Times have changed in the world of decision making for big companies. Many are now paying much more attention to their internal data to support and guide their business decisions.
In the past, companies rarely slowed down enough to harness their internal data, nor did they have the resources and tools to make the information actionable. As companies are driven by EBITDA growth, capturing and evaluating key operational data has become more important in shaping their strategic decisions.
The trend has clearly emerged as companies utilizing business intelligence and analytics in their planning throughout the year has increased. Ultimately companies want the best data that speaks to their business while providing real-time outputs across customized dashboards. The C-suites’ need for data visualization and reporting against it to their executive boards and upper management is growing. Big data is being used to improve operational efficiency, with the ability to make more informed decisions based on the latest up-to-the-moment information which is rapidly becoming the mainstream norm.
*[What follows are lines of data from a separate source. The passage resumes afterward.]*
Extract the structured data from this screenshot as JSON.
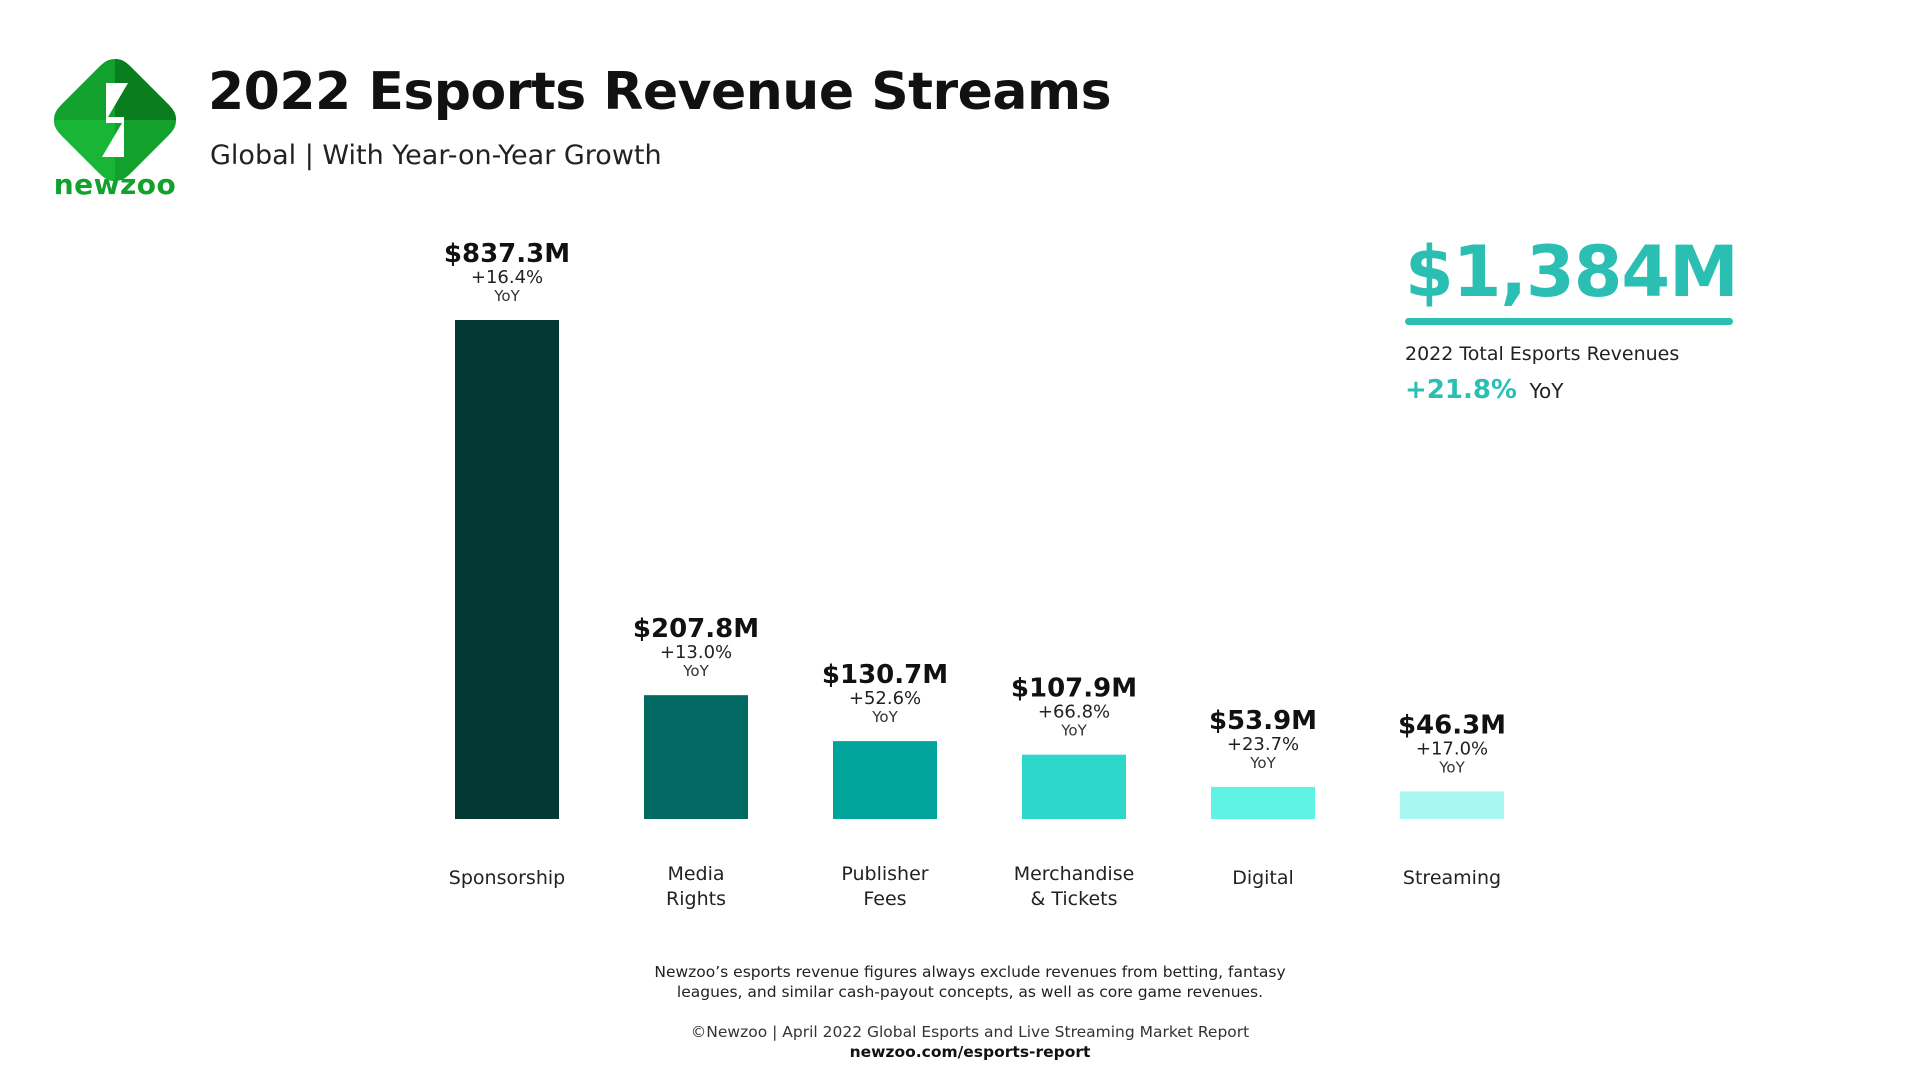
{
  "header": {
    "logo_text": "newzoo",
    "title": "2022 Esports Revenue Streams",
    "subtitle": "Global | With Year-on-Year Growth"
  },
  "colors": {
    "brand_green": "#11a12c",
    "accent_teal": "#2bbfb3",
    "bar_colors": [
      "#043833",
      "#026a62",
      "#00a49b",
      "#2dd7c9",
      "#5ff3e6",
      "#a8f7f0"
    ]
  },
  "chart_data": {
    "type": "bar",
    "title": "2022 Esports Revenue Streams",
    "subtitle": "Global | With Year-on-Year Growth",
    "categories": [
      [
        "Sponsorship"
      ],
      [
        "Media",
        "Rights"
      ],
      [
        "Publisher",
        "Fees"
      ],
      [
        "Merchandise",
        "& Tickets"
      ],
      [
        "Digital"
      ],
      [
        "Streaming"
      ]
    ],
    "values": [
      837.3,
      207.8,
      130.7,
      107.9,
      53.9,
      46.3
    ],
    "value_labels": [
      "$837.3M",
      "$207.8M",
      "$130.7M",
      "$107.9M",
      "$53.9M",
      "$46.3M"
    ],
    "yoy_labels": [
      "+16.4%",
      "+13.0%",
      "+52.6%",
      "+66.8%",
      "+23.7%",
      "+17.0%"
    ],
    "yoy_word": "YoY",
    "unit": "USD millions",
    "ylim": [
      0,
      837.3
    ],
    "grid": false,
    "legend": "none"
  },
  "total": {
    "value": "$1,384M",
    "caption": "2022 Total Esports Revenues",
    "growth": "+21.8%",
    "growth_suffix": "YoY"
  },
  "footer": {
    "disclaimer_line1": "Newzoo’s esports revenue figures always exclude revenues from betting, fantasy",
    "disclaimer_line2": "leagues, and similar cash-payout concepts, as well as core game revenues.",
    "source": "©Newzoo | April 2022 Global Esports and Live Streaming Market Report",
    "url": "newzoo.com/esports-report"
  }
}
Few people dispute that organizations have more data than ever at their disposal. But actually, deriving meaningful insights from that data—and converting knowledge into action—is easier said than done. There are many challenges organizations face in adopting analytics.
One of the biggest challenges of making the evolution from a knowing culture to a culture that is much more objective and data-driven, and it embraces the power of data and technology—it’s really not the cost. The biggest impediments relate to cultural challenges such as organizational alignment, lack of understanding, and change management.
Another significant challenge for companies will continue to be around data privacy, and what is shared versus what is not shared. Keeping in mind that companies’ consumers are willing to share if there’s returned value. Big data and business intelligence will continue to be the way that companies make decisions in a time of immediate information and need for the ability to run “what if” scenarios while managing risk and rewards.
In a recent survey conducted across many C-suite executives, over half surveyed predict major disruption on the horizon, as big data and algorithms continue to change how businesses operate and compete. Companies that fail to adapt do so at their own competitive and market risk. Data analytics are fast becoming the lifeblood of IT.
Big data, machine learning, and data science — the range of technologies and techniques for analyzing vast volumes of data is expanding at a rapid pace. These tools and techniques gain deep insights into customer behavior, systems performance, new revenue opportunities, and strategic optimal facility locations. Companies can use analytics to find new patterns and insights in the same data their competitors are seeing. Organizations have always collected data on customers, suppliers, products, and services; however, they have not had the tools to analyze and/or visualize for planning. Now, traditional information can be combined with big data (i.e., interactional data) and third-party data that, for example, add demographic and geographic details.
Uncovering data patterns sets the stage for conducting predictive analytics for all companies that elect to invest in the process. Today’s companies are going to continue to make decisions in a more thoughtful way on the back of substantial data and visualization to impact their market.
Eric Beichler is Managing Principal at Mohr Partners Inc.